The Cruden Farm garden changes dramatically with each season.
Summer is when the Walled Garden comes into its own. Literally hidden behind stone walls, it is a secret space and, at its peak, offers a riot of floral structures and colours. Originally Edna Walling planted one area with a central row of standard crab apples and fruit trees espaliered onto the walls and the other walled garden with roses.
Despite Dame Elisabeth and the gardeners’ ongoing efforts to maintain the fruit trees, the area was just too hot and enclosed for the plants to thrive. So in the late 1940’s, Dame Elisabeth bravely changed Wallings’ design and removed the fruit trees. In the 1980’s she also moved the roses as they were unsuited to the hot and confined space of a small Walled Garden concept. She kept a few of the original trees and the small pond but replaced the hard paving with soft grass.
Over the months of summer, the palette of the Walled Garden shifts from blues, greens and whites to pinks, mauves and yellows when the summer light is brightest. The Walled Garden receives hours of specialist horticultural attention all year round, allowing it to remain showy for almost five months. Dame Elisabeth enjoyed the challenge of creating a sense of space within the confines of the Walled Garden and constantly fine-tuned the area’s plantings – a tradition that remains today.
With the change of season, the dominance of florals recedes as the deciduous trees become more obvious in the landscape. One’s eyes move skywards to follow the intense and warm colours of the copper beech, liquid amber and tupelo trees. The underlying structure of Cruden Farm becomes evident as the post and rail fencing and the stone walls are more visible and the consistency of the bricks and blue stones used across the gardens is obvious. The solid structures of the Willow and Eucalypts trees are reflected in the lake, surrounded by busy bird life.
Dame Elisabeth and the Number Two Gardener, Michael Morrison always preferred Cruden Farm in this form of ‘muted’ loveliness’. Autumn brings a rest from the endless days of watering and dead-heading of flowers that the Summer months demand. The gardens’ colour palettes are reminiscent of the warm open fires and old tapestries that the two gardeners enjoyed. Roses, phlox, zinnias abound, alongside dahlias reaching as high as six feet tall.
Winter brings a quieter time in the garden, as well as frosts and fog. There is much hard work to be done over the colder months; pruning and shaping bushes and hedges, top-dressing the lawns, transplanting and evaluating the exposed structures of the garden.
There is a meditative stillness to Cruden Farm in the colder months; the sculptures in the garden are more obvious, as are the massive stone walls, the stables and the chimneys. Yellow tones abound amongst huge carpets of daffodils and the laden lemon and grapefruit trees. The garden and the farm meld into one vast space at this point in the calendar and the lake appears to be twice its normal size. Textures too become more easy to identify, be it the lichen on the trees’ bark or the actual structures of the trees that, now leafless, reveal their architectural bones.

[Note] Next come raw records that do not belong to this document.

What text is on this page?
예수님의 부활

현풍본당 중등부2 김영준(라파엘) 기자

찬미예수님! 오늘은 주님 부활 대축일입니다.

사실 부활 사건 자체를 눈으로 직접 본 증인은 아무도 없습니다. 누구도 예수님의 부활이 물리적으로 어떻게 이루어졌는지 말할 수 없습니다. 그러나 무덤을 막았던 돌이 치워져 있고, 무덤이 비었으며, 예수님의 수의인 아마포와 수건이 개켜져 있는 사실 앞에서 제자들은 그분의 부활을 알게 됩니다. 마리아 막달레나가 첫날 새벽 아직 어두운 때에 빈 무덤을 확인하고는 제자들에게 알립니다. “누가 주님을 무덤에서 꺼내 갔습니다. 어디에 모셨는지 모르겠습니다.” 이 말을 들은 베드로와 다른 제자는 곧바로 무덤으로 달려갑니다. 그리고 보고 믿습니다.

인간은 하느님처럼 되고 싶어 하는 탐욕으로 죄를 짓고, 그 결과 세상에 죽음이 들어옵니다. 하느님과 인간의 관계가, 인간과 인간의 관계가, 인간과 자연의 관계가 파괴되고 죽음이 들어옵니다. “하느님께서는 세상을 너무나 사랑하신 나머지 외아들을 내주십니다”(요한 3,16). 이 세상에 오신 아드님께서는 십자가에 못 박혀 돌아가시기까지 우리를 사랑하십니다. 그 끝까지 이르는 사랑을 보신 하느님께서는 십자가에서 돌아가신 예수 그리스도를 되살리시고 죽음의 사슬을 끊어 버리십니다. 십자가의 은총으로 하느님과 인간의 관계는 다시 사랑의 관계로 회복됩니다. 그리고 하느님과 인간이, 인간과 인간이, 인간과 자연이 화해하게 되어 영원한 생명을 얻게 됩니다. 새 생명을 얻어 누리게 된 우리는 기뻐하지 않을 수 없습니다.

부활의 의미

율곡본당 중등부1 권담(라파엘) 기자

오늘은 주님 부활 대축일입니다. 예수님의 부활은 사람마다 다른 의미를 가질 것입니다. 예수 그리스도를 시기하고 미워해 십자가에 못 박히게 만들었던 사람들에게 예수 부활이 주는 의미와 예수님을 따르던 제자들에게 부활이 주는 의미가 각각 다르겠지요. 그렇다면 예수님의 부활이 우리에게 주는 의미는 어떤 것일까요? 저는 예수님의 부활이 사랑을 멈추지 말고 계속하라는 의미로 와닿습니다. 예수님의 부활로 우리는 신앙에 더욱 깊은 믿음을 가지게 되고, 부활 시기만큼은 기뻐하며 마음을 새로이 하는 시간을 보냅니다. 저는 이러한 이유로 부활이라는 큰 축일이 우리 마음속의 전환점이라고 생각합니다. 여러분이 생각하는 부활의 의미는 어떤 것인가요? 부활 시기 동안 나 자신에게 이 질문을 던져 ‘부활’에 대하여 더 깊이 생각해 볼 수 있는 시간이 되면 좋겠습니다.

Spring makes every corner of the garden burst with growth and blooms and the air is filled with noises from the many types of birds who live at Cruden Farm. The purple of the famous Wisteria covers the front of the house and there is a sense of renewal across every part of the garden. Healthy clumps of fresh new green foliage appear everywhere as the spring flowering plants do their work. For brief periods, plants such as the old-fashioned Lilacs bud and bloom but they are gone almost as fast as they appear.
There is a real contrast between the manicured turf around the house and the tall rural grasses growing out in the farm areas beyond. Throughout Spring barrow loads of spent leaves need to be raked up and composted as all around the roses, sweet peas, alstroemeria and clematis bloom and once again, fill the garden with terrific colour and heady scents.